While acknowledging Apple's legitimate security concerns behind these restrictions, Justice Beach found that the security benefits were not relevant to the anticompetitive harm caused. His Honour also found that the conduct had the purpose of SLC.

Epic Games, Inc & Anor v Google LLC & Ors (NSD190/2021) 

The Court also found in favour of Epic concerning the three posited markets. These were: a market for the supply of mobile operating system licensing, a market for the distribution of Android apps, and a market for Android in-app payment solutions. Justice Beach found that Google had a substantial degree of power in each market.

Google’s conduct was found to have contravened s 46 of the CCA in two of the three posited markets. In the market for Android in-app payment solutions and the market for distribution of the Android apps, Justice Beach was satisfied that Google’s conduct had the effect or likely effect of substantially lessening competition (in some cases the conduct was also found to have the purpose of SLC). This conduct included a program that Epic alleged incentivised developers not to distribute apps outside Google’s Play Store.

Anthony & Anor v Apple Inc & Anor (VID341/2022); McDonald v Google LLC and Ors (VID 342/2022)

Apple and Google are also facing class actions brought on behalf of the app developers who sold apps and in-app content on the Apple and Google stores, as well as the users that purchased them, between November 2017 and June 2022.  The app developers alleged that Google and Apple had engaged in anticompetitive conduct that harmed app developers and consumers.

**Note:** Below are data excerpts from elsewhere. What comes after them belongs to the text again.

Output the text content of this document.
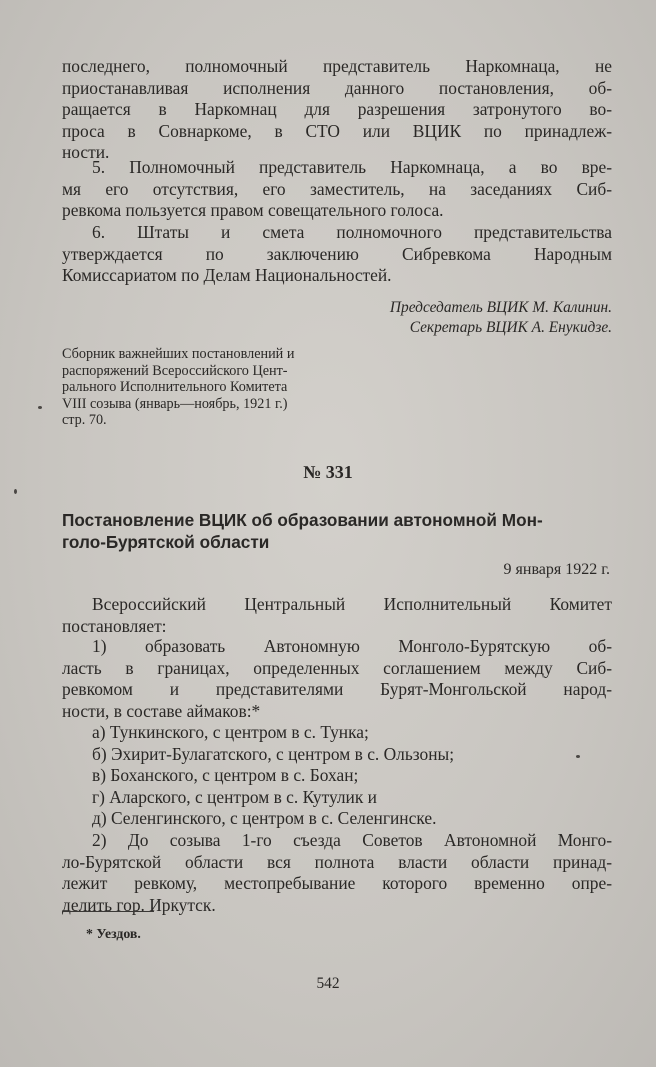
последнего, полномочный представитель Наркомнаца, не
приостанавливая исполнения данного постановления, об-
ращается в Наркомнац для разрешения затронутого во-
проса в Совнаркоме, в СТО или ВЦИК по принадлеж-
ности.
5. Полномочный представитель Наркомнаца, а во вре-
мя его отсутствия, его заместитель, на заседаниях Сиб-
ревкома пользуется правом совещательного голоса.
6. Штаты и смета полномочного представительства
утверждается по заключению Сибревкома Народным
Комиссариатом по Делам Национальностей.
Председатель ВЦИК М. Калинин.
Секретарь ВЦИК А. Енукидзе.
Сборник важнейших постановлений и
распоряжений Всероссийского Цент-
рального Исполнительного Комитета
VIII созыва (январь—ноябрь, 1921 г.)
стр. 70.
№ 331
Постановление ВЦИК об образовании автономной Мон-
голо-Бурятской области
9 января 1922 г.
Всероссийский Центральный Исполнительный Комитет
постановляет:
1) образовать Автономную Монголо-Бурятскую об-
ласть в границах, определенных соглашением между Сиб-
ревкомом и представителями Бурят-Монгольской народ-
ности, в составе аймаков:*
а) Тункинского, с центром в с. Тунка;
б) Эхирит-Булагатского, с центром в с. Ользоны;
в) Боханского, с центром в с. Бохан;
г) Аларского, с центром в с. Кутулик и
д) Селенгинского, с центром в с. Селенгинске.
2) До созыва 1-го съезда Советов Автономной Монго-
ло-Бурятской области вся полнота власти области принад-
лежит ревкому, местопребывание которого временно опре-
делить гор. Иркутск.
* Уездов.
542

Given the similarity of the competition law issues raised, the four cases were heard in a single trial. The class action cases were also successful at trial, and a relief hearing will soon be pencilled in to determine damages in the class actions.

Summary

The written judgment is currently with the parties to be reviewed for the purpose of seeking confidentiality orders, and the parties have 28 days to appeal the decision. Given how much is at stake, an appeal by at least one of the parties seems likely.